UPDATED 5/22, 6:17 p.m. ET: Glen Kuiper was fired by NBC Sports California after using the n-word on-air while discussing a trip he took to the Negro Leagues Baseball Museum, ESPN reports.
"Following an internal review, the decision has been made for NBC Sports California to end its relationship with Glen Kuiper, effective immediately," a statement from the network reads. "We thank Glen for his dedication to Bay Area baseball over the years."
According to ESPN, a source close to the situation said that "the decision was based on a variety of factors, including information uncovered in the internal review."
UPDATED 5/8, 8:10 p.m. ET: Oakland Athletics broadcaster Glen Kuiper
has been suspended until the completion of a review into his on-air
racial slur Saturday, a spokesperson for NBC Sports California confirmed.
Kuiper was talking about the National Negro Leagues Baseball Museum during a pre-game segment when he uttered the word. He apologized later in the telecast for what “sounded different than I meant it to be said.”
"The word is painful and has no place in our society," Bob Kendrick, president of the National Negro Leagues Baseball Museum, said in response. "And while I don’t pretend to know Glen’s heart I do know that my heart is one of forgiveness. I hope all of you will find it in yourselves to do the same."
In their own statement, the A's wrote, "The language used by Glen Kuiper during today’s pregame broadcast is unacceptable. The Oakland Athletics do not condone such language. We are working to address the situation."
See original story below.
What was supposed to be about the National Negro Leagues Baseball Museum and their fundraising campaign, has been co-opted—at least briefly—by baseball broadcaster Glen Kuiper, who used the N-word in place of “negro” for the organization’s name on air Friday.
He has since apologized on the air.
Per The Associated Press, the National Negro Leagues Baseball Museum is hoping to raise $25 million for a new building to house its education center for what has become one of the world’s unique collections of baseball memorabilia.
On the air, Kuiper, a former athlete said, “We had a phenomenal day today. N****r League Museum, and Arthur Bryant’s Barbeque.”
After welcoming fans back after a commercial break, he says, “I said something that didn’t come out quite the way I wanted it to."
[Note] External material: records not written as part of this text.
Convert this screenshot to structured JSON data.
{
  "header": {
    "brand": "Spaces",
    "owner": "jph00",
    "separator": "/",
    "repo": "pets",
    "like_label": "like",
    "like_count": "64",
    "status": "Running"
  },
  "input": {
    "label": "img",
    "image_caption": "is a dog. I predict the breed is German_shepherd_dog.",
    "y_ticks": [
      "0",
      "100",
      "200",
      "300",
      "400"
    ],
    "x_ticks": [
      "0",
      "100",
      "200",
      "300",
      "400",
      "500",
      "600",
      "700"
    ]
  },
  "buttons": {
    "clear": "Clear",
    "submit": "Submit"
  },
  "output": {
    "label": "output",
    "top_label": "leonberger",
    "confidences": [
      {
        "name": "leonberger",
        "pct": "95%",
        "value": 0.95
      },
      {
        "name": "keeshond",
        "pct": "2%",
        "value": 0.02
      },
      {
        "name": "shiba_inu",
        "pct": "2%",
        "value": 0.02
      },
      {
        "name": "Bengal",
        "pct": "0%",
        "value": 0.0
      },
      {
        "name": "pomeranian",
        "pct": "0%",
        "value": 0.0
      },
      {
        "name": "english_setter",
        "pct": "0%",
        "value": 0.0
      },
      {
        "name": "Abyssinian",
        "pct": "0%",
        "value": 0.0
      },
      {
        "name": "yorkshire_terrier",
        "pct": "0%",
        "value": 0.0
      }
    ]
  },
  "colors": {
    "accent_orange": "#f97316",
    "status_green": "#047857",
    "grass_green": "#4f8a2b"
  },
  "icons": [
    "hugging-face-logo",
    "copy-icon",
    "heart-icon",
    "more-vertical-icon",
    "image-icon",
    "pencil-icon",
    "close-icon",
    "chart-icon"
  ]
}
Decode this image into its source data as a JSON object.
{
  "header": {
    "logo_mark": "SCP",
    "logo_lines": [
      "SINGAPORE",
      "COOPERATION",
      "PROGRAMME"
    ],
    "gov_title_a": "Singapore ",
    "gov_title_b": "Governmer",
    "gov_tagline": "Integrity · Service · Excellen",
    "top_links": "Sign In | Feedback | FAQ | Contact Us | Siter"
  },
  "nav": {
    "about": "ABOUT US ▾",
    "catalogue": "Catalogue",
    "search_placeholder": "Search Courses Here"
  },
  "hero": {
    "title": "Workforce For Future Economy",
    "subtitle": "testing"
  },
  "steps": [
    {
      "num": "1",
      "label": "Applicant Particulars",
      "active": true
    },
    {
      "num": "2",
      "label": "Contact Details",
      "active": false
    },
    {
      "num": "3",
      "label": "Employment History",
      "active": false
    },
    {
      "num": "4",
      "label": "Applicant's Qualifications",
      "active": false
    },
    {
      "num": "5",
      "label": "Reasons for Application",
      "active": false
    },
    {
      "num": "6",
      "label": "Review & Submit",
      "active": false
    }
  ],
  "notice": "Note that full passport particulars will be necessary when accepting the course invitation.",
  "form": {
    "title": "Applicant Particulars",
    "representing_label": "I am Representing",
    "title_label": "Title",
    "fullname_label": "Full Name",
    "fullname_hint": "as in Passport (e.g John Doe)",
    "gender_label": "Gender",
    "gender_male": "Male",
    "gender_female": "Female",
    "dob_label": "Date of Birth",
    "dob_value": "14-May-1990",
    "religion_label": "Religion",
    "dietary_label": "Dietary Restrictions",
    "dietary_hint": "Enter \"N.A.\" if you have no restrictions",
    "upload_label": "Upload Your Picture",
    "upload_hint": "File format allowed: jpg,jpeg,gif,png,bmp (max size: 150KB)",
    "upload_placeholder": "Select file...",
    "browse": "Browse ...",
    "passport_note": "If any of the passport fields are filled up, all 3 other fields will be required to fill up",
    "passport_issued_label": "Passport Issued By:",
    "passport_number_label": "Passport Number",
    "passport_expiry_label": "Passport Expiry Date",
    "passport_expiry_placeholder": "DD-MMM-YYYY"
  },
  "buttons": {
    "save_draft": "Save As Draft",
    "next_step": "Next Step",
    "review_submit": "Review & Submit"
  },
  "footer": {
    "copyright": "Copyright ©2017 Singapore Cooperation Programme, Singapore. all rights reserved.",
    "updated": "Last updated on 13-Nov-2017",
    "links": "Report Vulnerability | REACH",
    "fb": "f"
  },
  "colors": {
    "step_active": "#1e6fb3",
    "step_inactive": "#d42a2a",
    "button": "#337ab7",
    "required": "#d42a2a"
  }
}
Bob Kendrick is leading the campaign efforts at the Negro Leagues museum. Their goal of $25 million is one step closer after a $1 million donation from Bank of America.
“We’re building an organization that will continue to preserve and celebrate the triumphant story of the Negro Leagues but also fortify our position as one of the nation’s most important civil rights and social justice institutions,” Kendrick said.